I could see myself using the mobile web with a properly sized PDA, pen input and access technologies like WLAN or UMTS/3G, but that is far out of my budget, when instead I can just use the notebook I own anyway and look for a WiFi hotspot.

Maybe in two years, when we have affordable UMTS/3G flat rates and devices like the XDA mini S don't cost an arm and a leg, yes - but for now, I stick to a tiny RAZR I use for phone calls and text messages only.

Stappjarv Member since:
2006-01-26

If you expect "the web, but smaller", WAP will definitly dissapoint you. On a day-to-day basis, WAP is excellent for small, focused tasks that can be represented as moderate amounts of textual information.

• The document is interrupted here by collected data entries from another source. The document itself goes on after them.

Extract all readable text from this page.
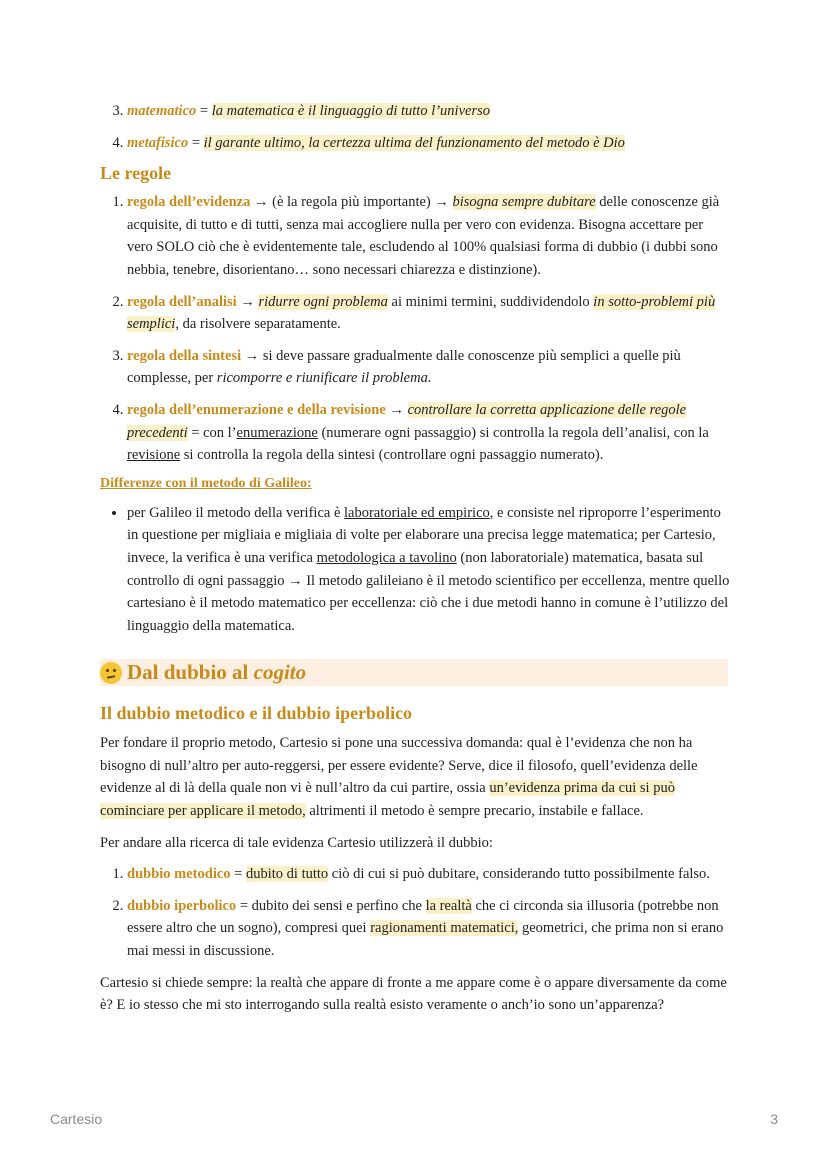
3. matematico = la matematica è il linguaggio di tutto l’universo
4. metafisico = il garante ultimo, la certezza ultima del funzionamento del metodo è Dio
Le regole
1. regola dell’evidenza → (è la regola più importante) → bisogna sempre dubitare delle conoscenze già acquisite, di tutto e di tutti, senza mai accogliere nulla per vero con evidenza. Bisogna accettare per vero SOLO ciò che è evidentemente tale, escludendo al 100% qualsiasi forma di dubbio (i dubbi sono nebbia, tenebre, disorientano… sono necessari chiarezza e distinzione).
2. regola dell’analisi → ridurre ogni problema ai minimi termini, suddividendolo in sotto-problemi più semplici, da risolvere separatamente.
3. regola della sintesi → si deve passare gradualmente dalle conoscenze più semplici a quelle più complesse, per ricomporre e riunificare il problema.
4. regola dell’enumerazione e della revisione → controllare la corretta applicazione delle regole precedenti = con l’enumerazione (numerare ogni passaggio) si controlla la regola dell’analisi, con la revisione si controlla la regola della sintesi (controllare ogni passaggio numerato).
Differenze con il metodo di Galileo:
• per Galileo il metodo della verifica è laboratoriale ed empirico, e consiste nel riproporre l’esperimento in questione per migliaia e migliaia di volte per elaborare una precisa legge matematica; per Cartesio, invece, la verifica è una verifica metodologica a tavolino (non laboratoriale) matematica, basata sul controllo di ogni passaggio → Il metodo galileiano è il metodo scientifico per eccellenza, mentre quello cartesiano è il metodo matematico per eccellenza: ciò che i due metodi hanno in comune è l’utilizzo del linguaggio della matematica.
Dal dubbio al cogito
Il dubbio metodico e il dubbio iperbolico

Per fondare il proprio metodo, Cartesio si pone una successiva domanda: qual è l’evidenza che non ha bisogno di null’altro per auto-reggersi, per essere evidente? Serve, dice il filosofo, quell’evidenza delle evidenze al di là della quale non vi è null’altro da cui partire, ossia un’evidenza prima da cui si può cominciare per applicare il metodo, altrimenti il metodo è sempre precario, instabile e fallace.

Per andare alla ricerca di tale evidenza Cartesio utilizzerà il dubbio:

1. dubbio metodico = dubito di tutto ciò di cui si può dubitare, considerando tutto possibilmente falso.
2. dubbio iperbolico = dubito dei sensi e perfino che la realtà che ci circonda sia illusoria (potrebbe non essere altro che un sogno), compresi quei ragionamenti matematici, geometrici, che prima non si erano mai messi in discussione.

Cartesio si chiede sempre: la realtà che appare di fronte a me appare come è o appare diversamente da come è? E io stesso che mi sto interrogando sulla realtà esisto veramente o anch’io sono un’apparenza?

Cartesio	3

Checking timetables, news headlines (you know that OSNews is avaliable both as WML and XHTML MP?), surveillance (it's easy to whip up dynamic WML pages that poll allready computerized system) and occassional time killing.

For most other things, WAP is at best functional as an emergency or special-case solution. (you can read/write mail, IRC, search google, do banking).


But anyhow, if you have a charged laptop and are in the vicinity of an open wifi-hotspot that is always the most confortable way.